Tanta pianura e tre salite in rapida successione da mozzare il fiato per un finale pirotecnico nell'ottava tappa: la Foligno-Montecopiolo (provincia di Pesaro-Urbino) di 179 km, segna l'arrivo nel Giro della montagna che conta. E sarà una frazione intrisa del ricordo di Marco Pantani, protagonista di queste salite, e scomparso dieci anni fa.

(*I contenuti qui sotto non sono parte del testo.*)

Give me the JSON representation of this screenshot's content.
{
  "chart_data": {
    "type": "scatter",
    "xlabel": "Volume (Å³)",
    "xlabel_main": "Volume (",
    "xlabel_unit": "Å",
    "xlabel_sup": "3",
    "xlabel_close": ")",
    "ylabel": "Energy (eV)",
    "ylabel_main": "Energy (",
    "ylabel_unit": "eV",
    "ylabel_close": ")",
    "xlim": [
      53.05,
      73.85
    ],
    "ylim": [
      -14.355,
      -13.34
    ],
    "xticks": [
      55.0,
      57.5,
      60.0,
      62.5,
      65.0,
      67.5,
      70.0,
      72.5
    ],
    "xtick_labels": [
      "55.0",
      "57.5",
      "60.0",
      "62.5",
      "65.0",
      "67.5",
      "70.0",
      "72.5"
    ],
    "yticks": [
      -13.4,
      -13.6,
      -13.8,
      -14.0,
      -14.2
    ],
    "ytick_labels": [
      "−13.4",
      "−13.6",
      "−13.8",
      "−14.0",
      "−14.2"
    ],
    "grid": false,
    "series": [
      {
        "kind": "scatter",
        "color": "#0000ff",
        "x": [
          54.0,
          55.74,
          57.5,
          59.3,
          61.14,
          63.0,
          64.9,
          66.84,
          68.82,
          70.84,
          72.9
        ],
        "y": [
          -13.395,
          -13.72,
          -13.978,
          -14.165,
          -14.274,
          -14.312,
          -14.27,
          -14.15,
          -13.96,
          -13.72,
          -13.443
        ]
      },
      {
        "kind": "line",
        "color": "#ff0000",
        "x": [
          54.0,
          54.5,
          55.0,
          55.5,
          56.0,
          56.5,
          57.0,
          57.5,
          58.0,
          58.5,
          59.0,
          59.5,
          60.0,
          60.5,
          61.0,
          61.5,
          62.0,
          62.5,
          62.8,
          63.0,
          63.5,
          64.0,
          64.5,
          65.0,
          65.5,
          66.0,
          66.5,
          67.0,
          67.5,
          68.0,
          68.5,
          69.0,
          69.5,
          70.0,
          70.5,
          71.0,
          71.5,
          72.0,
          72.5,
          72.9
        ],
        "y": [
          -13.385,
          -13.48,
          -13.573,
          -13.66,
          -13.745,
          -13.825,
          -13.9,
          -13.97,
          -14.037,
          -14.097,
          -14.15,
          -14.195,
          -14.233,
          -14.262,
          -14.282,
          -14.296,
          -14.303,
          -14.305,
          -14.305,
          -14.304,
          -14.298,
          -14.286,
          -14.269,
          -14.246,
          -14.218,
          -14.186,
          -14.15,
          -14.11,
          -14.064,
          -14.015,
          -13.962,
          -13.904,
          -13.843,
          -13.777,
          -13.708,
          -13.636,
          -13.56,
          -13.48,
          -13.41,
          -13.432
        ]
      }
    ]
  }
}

Dall'Umbria alle Marche, sfiorando la Romagna. La parte iniziale del tracciato non presenta particolari difficoltà, ma negli ultimi 50 chilometri è lecito attendersi battaglia. È una delle tappe di questo Giro in cui forte è l'impronta di Marco Pantani. È sul Cippo di Carpegna, a 1.358 metri sull'Appennnino romagnolo, che il Pirata amava allenarsi: dal bivio al Cippo, uno dei tre gran premi della montagna previsti, ci sono poco meno di otto chilometri con pendenza media dell'otto per cento e punte del 13. La discesa verso valle è molto tecnica, con una carreggiata stretta. Arrivati a Maciano inizia la salita finale, 18 km divisi in due parti: la prima conduce a Villaggio del Lago (a 1000 metri, Gpm di seconda categoria).

La seconda porta all'arrivo di Montecopiolo: due ascese solo un po' meno impegnative (con una punta nella pendenza del 13% a ridosso del traguardo) ma che con il Carpegna nelle gambe potrebbero farsi sentire. Difficilmente, alla fine della tappa,la classifica generale non ne risentirà.